Charting a New Course for Canadian Prosperity

  • National Newswatch

Recent polls reveal widespread dissatisfaction among Canadians, with 7 out of 10 believing the country is broken and 59 percent being angry or very angry with the federal government’s management. Since 2015, Canada's real GDP per capita grew by only 1.8 percent, while the U.S. surged 14 percent. We need a bold plan to revive our economy and restore Canadians' faith in a brighter tomorrow.

The next election presents an opportunity for any political party to redefine economic policy by proposing a simple but comprehensive “National Economic Strategy”.

The Strategy’s preamble could acknowledge that Canada’s future success depends on fostering innovation, promoting sustainable growth and shared prosperity. The document would then outline core principles such as fiscal responsibility, open markets, and innovation-driven growth. It would set key objectives like boosting GDP per capita, and private sector investment.

The Strategy might include targets such as increasing R&D spending to 2.5 percent of GDP by 2030, working with the provinces to reduce interprovincial trade barriers by 30 percent within four years, or achieving a top 10 ranking in global competitiveness.

Crucially, it would state how each federal department should align its policies with these economic goals, ensuring a whole-of-government approach to prosperity. For instance, Environment Canada would be tasked with streamlining the Impact Assessment Act, while the Finance department would be directed to review and simplify the tax legislation to encourage business investment.

More than just another list of campaign promises, the Strategy could boost growth by steering decisions across all federal departments and agencies. It could espouse fiscal responsibility, business-driven growth, and smart regulation—recognizing that a thriving private sector, not government intervention, is the true engine of prosperity.

The benefits would be substantial. First, it would provide much-needed policy consistency across government. No more contradictory policies or short-term thinking driven by fleeting trends. Instead, Canadians could expect a coherent, longer-term vision for economic growth.

Second, it would enhance accountability. With clear principles and immovable goalposts in place, measuring the success of government initiatives becomes much easier.

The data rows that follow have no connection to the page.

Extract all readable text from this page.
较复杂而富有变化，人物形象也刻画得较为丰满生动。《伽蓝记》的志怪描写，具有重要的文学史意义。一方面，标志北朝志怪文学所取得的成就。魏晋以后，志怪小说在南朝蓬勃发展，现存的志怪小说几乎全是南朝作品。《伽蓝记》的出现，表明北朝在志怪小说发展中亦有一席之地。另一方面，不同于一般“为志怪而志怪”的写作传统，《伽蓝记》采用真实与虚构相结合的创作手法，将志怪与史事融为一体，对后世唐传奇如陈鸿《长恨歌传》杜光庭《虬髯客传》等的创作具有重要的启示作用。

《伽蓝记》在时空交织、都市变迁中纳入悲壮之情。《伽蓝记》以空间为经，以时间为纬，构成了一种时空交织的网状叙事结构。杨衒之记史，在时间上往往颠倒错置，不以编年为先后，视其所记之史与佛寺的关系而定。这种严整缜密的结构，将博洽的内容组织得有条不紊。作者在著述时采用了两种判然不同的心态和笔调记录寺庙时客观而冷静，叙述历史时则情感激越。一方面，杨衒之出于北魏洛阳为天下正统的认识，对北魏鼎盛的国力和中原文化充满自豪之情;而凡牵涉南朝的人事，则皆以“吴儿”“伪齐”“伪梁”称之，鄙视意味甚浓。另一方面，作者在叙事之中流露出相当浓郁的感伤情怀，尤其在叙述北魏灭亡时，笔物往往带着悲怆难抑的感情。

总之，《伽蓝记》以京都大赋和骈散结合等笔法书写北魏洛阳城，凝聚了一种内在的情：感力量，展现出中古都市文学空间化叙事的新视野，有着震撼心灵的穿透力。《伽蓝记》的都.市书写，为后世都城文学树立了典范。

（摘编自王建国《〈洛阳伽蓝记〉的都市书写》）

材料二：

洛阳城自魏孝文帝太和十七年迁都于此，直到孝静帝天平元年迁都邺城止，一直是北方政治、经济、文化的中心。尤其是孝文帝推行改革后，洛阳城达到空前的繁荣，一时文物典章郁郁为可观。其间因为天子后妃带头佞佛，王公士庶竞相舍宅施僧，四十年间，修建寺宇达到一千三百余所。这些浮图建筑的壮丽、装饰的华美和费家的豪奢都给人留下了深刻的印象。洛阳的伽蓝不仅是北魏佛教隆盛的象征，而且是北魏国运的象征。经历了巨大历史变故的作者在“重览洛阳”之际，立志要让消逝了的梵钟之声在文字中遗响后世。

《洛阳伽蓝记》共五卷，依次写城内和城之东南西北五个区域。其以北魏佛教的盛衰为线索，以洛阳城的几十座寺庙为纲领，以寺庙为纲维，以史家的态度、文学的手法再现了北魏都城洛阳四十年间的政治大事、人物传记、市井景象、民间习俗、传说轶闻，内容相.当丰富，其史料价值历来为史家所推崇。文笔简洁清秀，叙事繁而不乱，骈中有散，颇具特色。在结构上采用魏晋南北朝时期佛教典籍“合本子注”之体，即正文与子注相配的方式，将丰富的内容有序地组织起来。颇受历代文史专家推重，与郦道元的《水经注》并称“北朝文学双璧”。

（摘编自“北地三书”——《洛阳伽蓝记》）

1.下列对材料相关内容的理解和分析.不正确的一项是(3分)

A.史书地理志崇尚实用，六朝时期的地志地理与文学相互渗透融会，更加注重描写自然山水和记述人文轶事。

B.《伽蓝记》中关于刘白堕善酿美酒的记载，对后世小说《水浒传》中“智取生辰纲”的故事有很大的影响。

Third, it would signal to investors that Canada is open for business. Canada has less invested in machinery and equipment in real terms than in 2015 (which indicates our laggard productivity is likely to continue). By committing to growth-driven policies and smarter regulations, we could attract the capital needed to drive innovation and job creation.

Most importantly, it offers hope. When many Canadians feel the system is broken, a National Economic Strategy could provide a roadmap for renewal and show Canadians that their government takes our economic well-being seriously.

Crucially, the Strategy could help the government address important issues like the affordability crisis or climate change, encouraging more realistic and economically sound policies for these areas.

For instance, instead of mandating the sale of electric vehicles by set dates, the principles of the Strategy could encourage more innovative, cost-effective, market-aligned solutions for reducing emissions, such as tightening emissions targets for automakers. This approach offers greater flexibility to both consumers and manufacturers and could still significantly reduce emissions.

Consider the current affordability crisis. A recent Angus Reid poll found that 60 percent of Canadians struggle to manage their expenses. Government policies are partly to blame, as they often stand in the way of Canadians reaping the full benefits of an open economy. For example, despite advocating for free trade, the federal government imposes tariffs on many goods. Imported shoes and clothing can incur duties up to 18 percent. These barriers are unnecessary since there is no significant domestic industry requiring protection. Removing these tariffs could save Canadians up to $5 billion per year.

In practice, all government departments would align their policies with the Strategy's principles. Annual budgets and fiscal updates would explicitly reference how they support its objectives. The government could commit to providing annual updates to Parliament on progress, ensuring ongoing accountability.

Canada stands at a crossroads. We face a choice—stay with the current approach of piecemeal fixes, expanding bureaucracy, and sluggish growth, or chart a new course towards prosperity. A National Economic Strategy could offer that new direction, it could restore faith in our institutions and hope for our future.

As we approach the next election, political parties could show Canadians they are ready to bring a clear, unified economic vision to Canada by adopting such a strategy. It is the kind of bold, forward-thinking that Canadians are looking for.

Jerome Gessaroli, a senior fellow at the Macdonald-Laurier Institute, leads the Sound Economic Policy Project at the British Columbia Institute of Technology.